Carleton nodded at a half-empty highball glass on the bar two stools away. "I'm afraid our fearless chief of police, Mr. Wayne Robertson, has stopped in for a snort. He's in the men's room."

"Oh, damn!" Hodges said.

"Don't say I didn't warn you," Carleton added as he headed toward several students who'd approached the bar.

"Hell, it's six of one, half a dozen of the other," Hodges murmured to himself. If he moved to the other end, he'd have to face John MacKenzie. Hodges decided to stay where he was. He lifted his glass to his lips.

Before he could take a drink, Hodges felt a slap on his back. It was all he could do to keep his drink from clanking against his teeth and spilling.

"Well, if it isn't the Quack!"

Swinging around, Hodges glared into the inebriated face of Wayne Robertson. Robertson was forty-two and heavyset. At one time he'd been all muscle. Now he was half muscle and half fat. The most prominent aspect of his profile was his abdomen, which practically draped his official belt buckle. Robertson was still in uniform, gun and all.

" Wayne, you're drunk," Hodges said. "So why don't you just go home and sleep it off." Hodges turned back to the bar and tried once more to take a sip of his drink.

"There's nothing to go home to, thanks to you."

Hodges slowly turned around again and looked at Robertson. Robertson's eyes were red, almost as red as his fat cheeks. His blond hair was clipped short in a fifties-style butch.

" Wayne," Hodges began, "we're not going over this again. Your wife, rest her soul, was not my patient. You're drunk. Go home."

"You were running the freakin' hospital," Robertson said.

"That doesn't mean I was responsible for every case, you lunkhead," Hodges said. "Besides, it was ten years ago." He again tried to turn away.

"You bastard!" Robertson snarled. Reaching out, he grabbed Hodges' shirt at the collar and tried to lift Hodges off the barstool.

Carleton Harris came around the bar with a swiftness that belied his bulk and insinuated himself between the two men. He opened Robertson's grip on Hodges' shirt one finger at a time. "Okay, you two," he said. "Off to your own corners. We don't allow sparring here at the Iron Horse."

Hodges straightened his shirt indignantly, snatched up his drink, and walked to the other end of the bar. As he passed behind John MacKenzie he heard the man mutter: "Deadbeat." Hodges refused to be provoked.

"Carleton, you shouldn't have interfered," Dr. Cantor called out to the bartender. "If Robertson had blown old Hodges away half the town would have cheered."

Dr. Cantor and Dr. Darnell laughed uproariously at Cantor's comment. Each one encouraged the other until they were slapping their knees and choking on their beers. Carleton ignored them as he stepped around the bar to help Barton Sherwood who'd approached for refills.

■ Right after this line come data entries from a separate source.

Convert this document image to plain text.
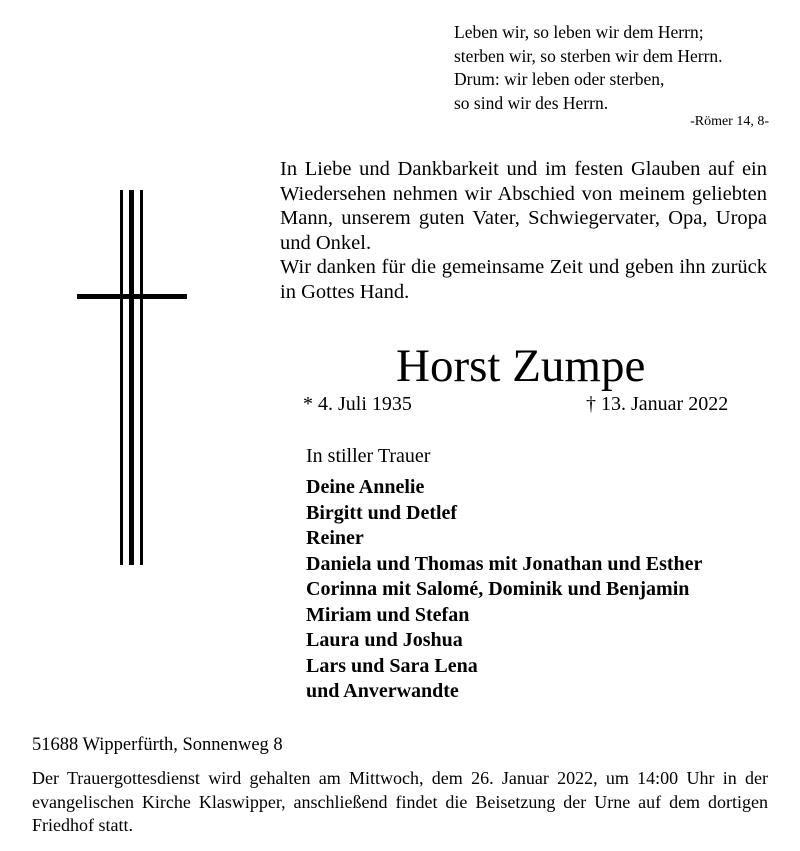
Leben wir, so leben wir dem Herrn;
sterben wir, so sterben wir dem Herrn.
Drum: wir leben oder sterben,
so sind wir des Herrn.
-Römer 14, 8-

In Liebe und Dankbarkeit und im festen Glauben auf ein Wiedersehen nehmen wir Abschied von meinem geliebten Mann, unserem guten Vater, Schwiegervater, Opa, Uropa und Onkel.

Wir danken für die gemeinsame Zeit und geben ihn zurück in Gottes Hand.

Horst Zumpe
* 4. Juli 1935	† 13. Januar 2022
In stiller Trauer
Deine Annelie
Birgitt und Detlef
Reiner
Daniela und Thomas mit Jonathan und Esther
Corinna mit Salomé, Dominik und Benjamin
Miriam und Stefan
Laura und Joshua
Lars und Sara Lena
und Anverwandte
51688 Wipperfürth, Sonnenweg 8
Der Trauergottesdienst wird gehalten am Mittwoch, dem 26. Januar 2022, um 14:00 Uhr in der evangelischen Kirche Klaswipper, anschließend findet die Beisetzung der Urne auf dem dortigen Friedhof statt.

"Dr. Cantor's right," Sherwood said loud enough for everyone in the bar to hear. "Next time Hodges and Robertson face off, leave them be."

"Not you too," Carleton said as he deftly mixed Sherwood's drinks.

"Let me tell you about Dr. Hodges," Sherwood said, still loud enough for everyone to hear. "A good neighbor he isn't. By a historical accident he owns a little tongue of land that happens to separate my two lots. So what does he do? He builds this gigantic fence."

"Of course I fenced that land," Hodges called out, unable to hold his tongue. "It was the only way to keep your goddamn horses from dropping their shit all over my property."

"Then why not sell the strip of land?" Sherwood demanded, turning to face Hodges. "It's of no use to you."

"I can't sell it because it's in my wife's name," Hodges answered.

"Nonsense," Sherwood said. "The fact that your house and land are in your wife's name is merely a legacy of an old ruse to protect your assets from any malpractice judgment. You told me so yourself."